Antes que escritor, Juan Rulfo fue un observador. En sus fotos, igual que en sus cuentos, hay silencio, polvo, muerte, pero también ternura, paciencia y una belleza rota que solo se ve cuando uno aprende a esperar. Su obra fotográfica, por mucho tiempo oculta y hoy cada vez más valorada, retrata un México profundo, de rostros recios y paisajes devastados, con una fuerza emocional que duele y conmueve por igual.
Aunque lo conocemos sobre todo por Pedro Páramo y El llano en llamas, su archivo fotográfico ofrece otra manera de leer el país. Es un registro visual sin concesiones ni filtros, que muestra cómo vivían, y cómo siguen viviendo, muchas comunidades fuera de foco: la ruralidad, la sequía, la espera, la fe.
Hoy celebramos el cumpleaños de Juan Rulfo y para festejar, queremos hablar un poco de esta etapa suya como fotógrafo.
El ojo que caminó el país
Rulfo comenzó a tomar fotos a finales de los años treinta, pero fue en los cuarenta y cincuenta, cuando trabajaba para instituciones como el Instituto Nacional Indigenista y la Comisión del Río Papaloapan, que tuvo acceso a regiones apartadas del país. Viajaba a pie, en tren o en burro, con su cámara de medio formato —una Rolleiflex— colgada al pecho. En esos trayectos, entre encuadres y pausas, tomó más de seis mil fotografías.
Los retratos que capturó no son documentos etnográficos. Son fragmentos emocionales. Su encuadre no exalta la miseria, ni busca exotizar. Más bien muestra lo que está ahí con una crudeza sin énfasis, casi con pudor. Mujeres cubriéndose el rostro, niños descalzos frente a iglesias vacías, hombres dormidos bajo el sol, calles polvorientas sin horizonte.
Hay algo en esas fotos que se siente muy cercano a la Ciudad de México actual, sobre todo si una parte de ti todavía va a Mixcalco, a la Merced, a los mercados de la periferia, o camina por calles donde la modernidad parece no haber llegado. Rulfo es ese México que seguimos viendo de reojo.
Un archivo silencioso pero vivo
Durante mucho tiempo, su trabajo como fotógrafo fue desconocido. No fue sino hasta 1980, con una exposición en Bellas Artes y la publicación del libro Juan Rulfo: fotógrafo (editado por Juan Carlos Rulfo y Andrew Dempsey), que su mirada empezó a ocupar el lugar que merecía. Desde entonces, ha habido varias exposiciones importantes: en el Museo Amparo, el MAF, el Tamayo, el Centro de la Imagen y hasta en París o Nueva York.
En la Ciudad de México, sus imágenes han circulado de forma esporádica pero intensa. En 2023, el Museo Archivo de la Fotografía mostró una selección de sus fotografías menos conocidas: retratos de mujeres mixes, nahuas y popolucas, de pueblos fantasmas, de ruinas sin turistas.
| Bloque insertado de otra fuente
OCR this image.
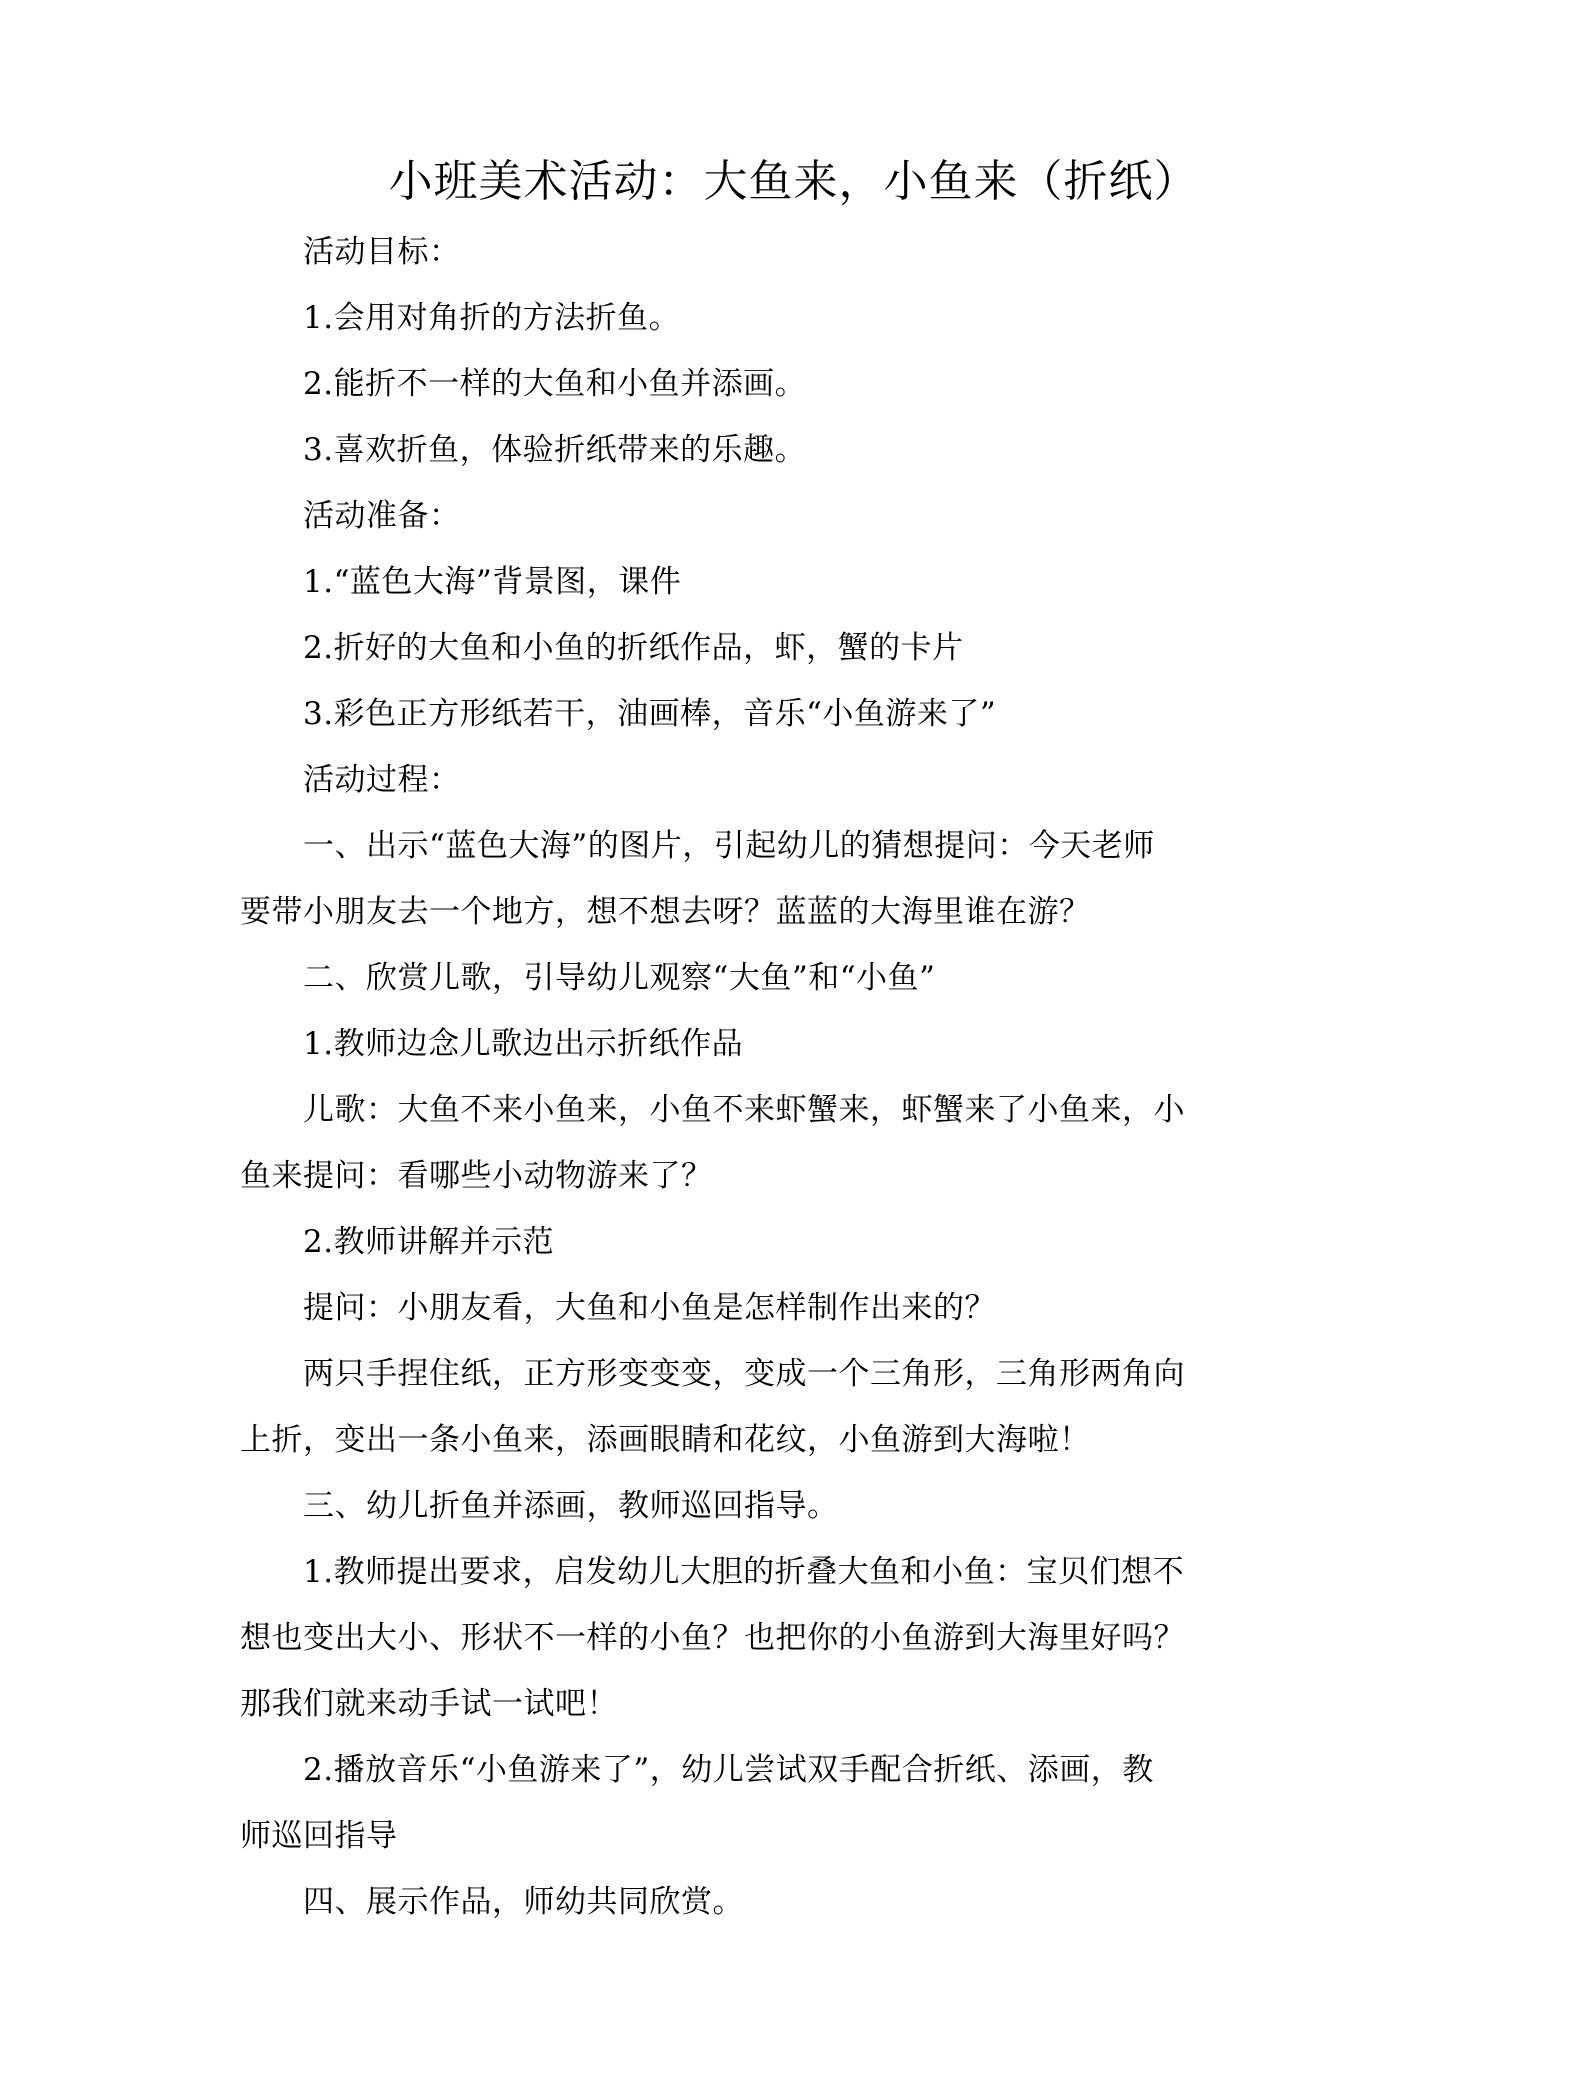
小班美术活动：大鱼来，小鱼来（折纸）
活动目标：
1.会用对角折的方法折鱼。
2.能折不一样的大鱼和小鱼并添画。
3.喜欢折鱼，体验折纸带来的乐趣。
活动准备：
1.“蓝色大海”背景图，课件
2.折好的大鱼和小鱼的折纸作品，虾，蟹的卡片
3.彩色正方形纸若干，油画棒，音乐“小鱼游来了”
活动过程：
一、出示“蓝色大海”的图片，引起幼儿的猜想提问：今天老师
要带小朋友去一个地方，想不想去呀？蓝蓝的大海里谁在游？
二、欣赏儿歌，引导幼儿观察“大鱼”和“小鱼”
1.教师边念儿歌边出示折纸作品
儿歌：大鱼不来小鱼来，小鱼不来虾蟹来，虾蟹来了小鱼来，小
鱼来提问：看哪些小动物游来了？
2.教师讲解并示范
提问：小朋友看，大鱼和小鱼是怎样制作出来的？
两只手捏住纸，正方形变变变，变成一个三角形，三角形两角向
上折，变出一条小鱼来，添画眼睛和花纹，小鱼游到大海啦！
三、幼儿折鱼并添画，教师巡回指导。
1.教师提出要求，启发幼儿大胆的折叠大鱼和小鱼：宝贝们想不
想也变出大小、形状不一样的小鱼？也把你的小鱼游到大海里好吗？
那我们就来动手试一试吧！
2.播放音乐“小鱼游来了”，幼儿尝试双手配合折纸、添画，教
师巡回指导
四、展示作品，师幼共同欣赏。
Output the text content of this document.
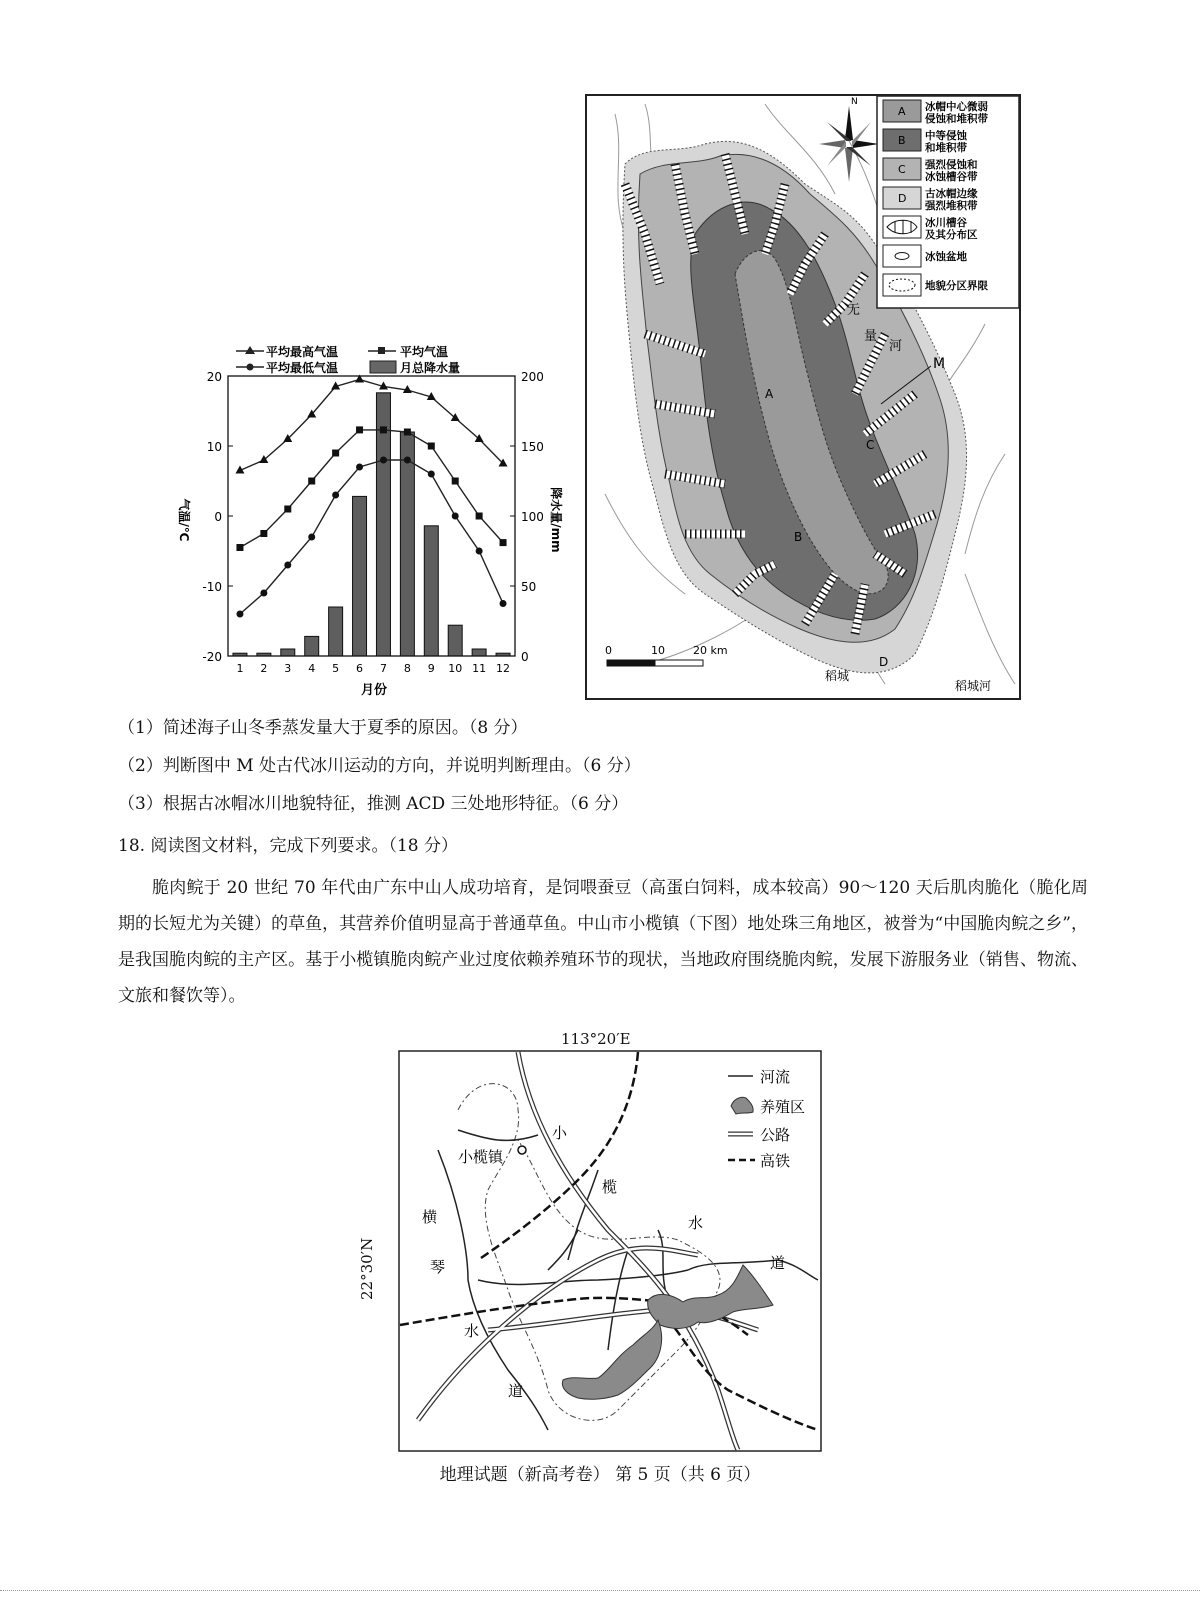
平均最高气温	平均气温
平均最低气温	月总降水量
20
10
0
-10
-20
200
150
100
50
0
1 2 3 4 5 6 7 8 9 10 11 12
气温/℃	降水量/mm
月份
A
B
C
D
M
无
量
河
稻城
稻城河
0	10	20 km
N
A 冰帽中心微弱
侵蚀和堆积带
B 中等侵蚀
和堆积带
C 强烈侵蚀和
冰蚀槽谷带
D 古冰帽边缘
强烈堆积带
冰川槽谷
及其分布区
冰蚀盆地
地貌分区界限
（1）简述海子山冬季蒸发量大于夏季的原因。（8 分）
（2）判断图中 M 处古代冰川运动的方向，并说明判断理由。（6 分）
（3）根据古冰帽冰川地貌特征，推测 ACD 三处地形特征。（6 分）
18. 阅读图文材料，完成下列要求。（18 分）
脆肉鲩于 20 世纪 70 年代由广东中山人成功培育，是饲喂蚕豆（高蛋白饲料，成本较高）90～120 天后肌肉脆化（脆化周期的长短尤为关键）的草鱼，其营养价值明显高于普通草鱼。中山市小榄镇（下图）地处珠三角地区，被誉为“中国脆肉鲩之乡”，是我国脆肉鲩的主产区。基于小榄镇脆肉鲩产业过度依赖养殖环节的现状，当地政府围绕脆肉鲩，发展下游服务业（销售、物流、文旅和餐饮等）。
113°20′E
22°30′N
小榄镇
小
榄
水
道
横
琴
水
道
河流
养殖区
公路
高铁
地理试题（新高考卷） 第 5 页（共 6 页）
También el Museo Tamayo lo ha incluido en exposiciones colectivas sobre paisaje mexicano, y el Museo de Arte Moderno lo ha mostrado como parte de sus acervos documentales.
Muchos de sus negativos, cartas y documentos los resguarda la Fundación Juan Rulfo, que también administra los derechos de su obra literaria. No es una fundación abierta al público, pero ha permitido que editoriales como RM publiquen libros como 100 fotografías de Juan Rulfo, Los murmullos y Tríptico para un silencio. Todas esas publicaciones, bellamente editadas, se consiguen en librerías como Casa Bosques, el Péndulo o en algunas ferias de editoriales independientes.
La otra narrativa de México
En tiempos de imágenes saturadas y registros banales, volver a las fotografías de Rulfo es un acto de atención. Nada en ellas es inmediato. Exigen pausa, y por eso conmueven. Revelan un México que no desapareció: que fue desplazado, ignorado, vuelto paisaje secundario. Pero sigue ahí. En el campo, en los márgenes, en las miradas que se sostienen con fuerza aunque ya no haya esperanza.
Rulfo escribió ese país con palabras, pero también lo iluminó con su lente. Y aunque pocas veces podemos ver sus fotos colgadas en un museo, cada imagen suya que reaparece nos recuerda que también fuimos (y seguimos siendo) eso: tierra seca, sombra, dignidad.